Ради радости - стр. 16
Но, как я ни восхищался лежащей передо мной димламой, я азартно и жадно, мыча от восторга, её поедал. Я не мог удержать свою руку и ложку, не мог не жевать, не глотать – и, увы, димлама убывала. Ложка всё чаще стучала о дно, и сердце сжималось: я чувствовал словно вину пред этим вот блюдом, которое я торопливо уничтожал… Из-за стола я встал с таким грустным видом, что хозяйка даже встревожилась:
– Вам не понравилось? Что-то было не так?
Но как было ей объяснить, что, напротив, её димлама оказалась столь хороша, что, когда она кончилась, мне стало очень печально? Я, как мог, успокоил хозяйку и расплатился – её кулинарный шедевр, как и вся еда в Азии, оказался на удивление дешёвым, – а потом вышел на улицу, на палящее солнце и пыль Бухары. Печаль сытости мало-помалу меня отпускала той порой, как я брёл по глиняным улицам, меж саманных дувалов, тандыров и кузниц, но мне ещё долго мерещилась синяя миска, в которой дымилась гора димламы…
ДОБАВКА. Такое знакомо, наверное, многим. Только сядешь к обеденному столу, распробуешь какое-нибудь, особенно нынче удавшееся, любимое блюдо – овощное, к примеру, рагу или макароны по-флотски – и вдруг почувствуешь шевеленье неясной тревоги. Что-то мешает тебе наслаждаться едой безмятежно, что-то царапает душу и наполняет её почти страхом – глубинным, подспудным, но всё-таки страхом пред будущим. И почти машинально, сам не успев осознать, что с тобой происходит, спрашиваешь хозяйку, причём спрашиваешь каким-то заискивающим, именно что испугавшимся голосом:
– А добавка есть?
Она улыбнётся тебе, как ребёнку, и, утешая, ответит:
– Есть, есть, не бойся…
И как груз упал с плеч, сразу стало спокойнее, легче, словно развеялась некая мгла впереди. Может, это смешно, но для меня без добавки и обед не обед. Причём совершенно не важно, велика ли она, но добавка должна обязательно быть, чтобы страшная истина «скоро конец» (а она ведь маячит почти за каждым явлением жизни, да и за всей жизнью в целом) была хоть немного прикрыта, замаскирована существованием добавки.
По сути, надежда на то, что к трапезе будет добавка, есть надежда на нечто большее, чем просто-напросто продолжение еды. Ожидая добавки, я смутно надеюсь, что земной наш конец ещё не конец и тогда, когда он настанет, явится щедрая и милосердная чья-то рука и предложит нам некое продолжение жизни – уже после того, как она завершилась. Можно сказать, мы и живы-то только надеждой на то, что в пустыне грядущего нам будет явлено нечто отрадное, то, ради чего нам и стоит терпеть эти тяготы жизни. Мечта о добавке – надежда на то, что дары бытия бесконечны.

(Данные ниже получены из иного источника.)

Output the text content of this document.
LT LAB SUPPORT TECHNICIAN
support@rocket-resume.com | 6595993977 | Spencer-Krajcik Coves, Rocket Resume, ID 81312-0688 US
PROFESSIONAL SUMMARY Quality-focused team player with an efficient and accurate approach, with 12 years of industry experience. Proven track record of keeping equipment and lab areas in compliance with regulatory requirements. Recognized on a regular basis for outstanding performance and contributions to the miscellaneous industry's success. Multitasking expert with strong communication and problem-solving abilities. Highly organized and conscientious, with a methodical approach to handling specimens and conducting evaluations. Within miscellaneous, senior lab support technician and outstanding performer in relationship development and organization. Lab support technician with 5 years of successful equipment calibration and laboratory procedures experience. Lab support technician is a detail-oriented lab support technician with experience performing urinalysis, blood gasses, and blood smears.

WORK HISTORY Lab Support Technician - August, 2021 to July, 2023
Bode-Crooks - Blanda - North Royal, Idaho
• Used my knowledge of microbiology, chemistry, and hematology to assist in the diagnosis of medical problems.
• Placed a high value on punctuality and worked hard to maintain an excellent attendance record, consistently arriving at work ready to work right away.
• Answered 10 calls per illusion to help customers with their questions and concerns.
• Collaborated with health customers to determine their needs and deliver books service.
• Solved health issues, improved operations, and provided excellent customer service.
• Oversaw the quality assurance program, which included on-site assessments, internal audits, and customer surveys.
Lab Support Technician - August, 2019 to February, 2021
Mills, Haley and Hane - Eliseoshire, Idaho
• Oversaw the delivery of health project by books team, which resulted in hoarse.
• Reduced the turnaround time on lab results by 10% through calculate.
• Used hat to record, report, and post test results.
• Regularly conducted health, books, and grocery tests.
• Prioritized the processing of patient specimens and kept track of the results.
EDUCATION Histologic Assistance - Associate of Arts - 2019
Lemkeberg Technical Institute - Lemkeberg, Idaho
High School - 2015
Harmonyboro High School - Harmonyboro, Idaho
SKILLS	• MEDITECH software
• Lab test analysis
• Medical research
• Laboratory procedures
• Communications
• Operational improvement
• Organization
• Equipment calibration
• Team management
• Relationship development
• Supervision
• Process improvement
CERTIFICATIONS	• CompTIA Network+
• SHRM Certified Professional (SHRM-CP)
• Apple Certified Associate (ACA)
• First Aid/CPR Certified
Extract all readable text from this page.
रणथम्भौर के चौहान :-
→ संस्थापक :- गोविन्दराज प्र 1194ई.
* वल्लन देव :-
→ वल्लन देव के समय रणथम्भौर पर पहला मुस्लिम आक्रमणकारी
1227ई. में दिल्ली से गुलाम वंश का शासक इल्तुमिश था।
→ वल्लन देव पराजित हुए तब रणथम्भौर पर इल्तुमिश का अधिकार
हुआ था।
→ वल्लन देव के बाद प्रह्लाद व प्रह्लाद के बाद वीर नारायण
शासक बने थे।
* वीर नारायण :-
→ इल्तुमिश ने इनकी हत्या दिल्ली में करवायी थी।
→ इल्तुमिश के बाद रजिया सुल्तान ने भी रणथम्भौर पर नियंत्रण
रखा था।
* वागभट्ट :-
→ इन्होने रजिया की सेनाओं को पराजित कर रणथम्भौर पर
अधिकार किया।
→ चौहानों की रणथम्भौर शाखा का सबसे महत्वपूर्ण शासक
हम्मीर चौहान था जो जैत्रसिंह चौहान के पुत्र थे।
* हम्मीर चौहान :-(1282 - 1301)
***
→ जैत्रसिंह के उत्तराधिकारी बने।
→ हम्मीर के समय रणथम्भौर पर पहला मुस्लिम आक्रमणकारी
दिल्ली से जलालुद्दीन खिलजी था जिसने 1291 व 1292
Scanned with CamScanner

А можно на всё посмотреть и с другой стороны. Вот сейчас, живя свою жизнь, я уже получаю добавку и должен быть благодарен судьбе. Ведь мой путь, в общем, пройден: позади тридцать лет хирургии, позади путешествия, позади целый воз семейных забот и трудов – позади, словом, жизнь. Можно было б уйти и сейчас – как говорил один герой Достоевского, больше сорока лет живут только конченые мерзавцы – но так уж случилось, что мне выпала некая как бы добавка: жизнь после прожитой жизни. Что, как не добавка и то, что я слышу агуканье внучки Анюты (ей на днях исполнился месяц), и то, что я до сих пор могу размышлять вот над этой, пестрящей помарками рукописной страницей?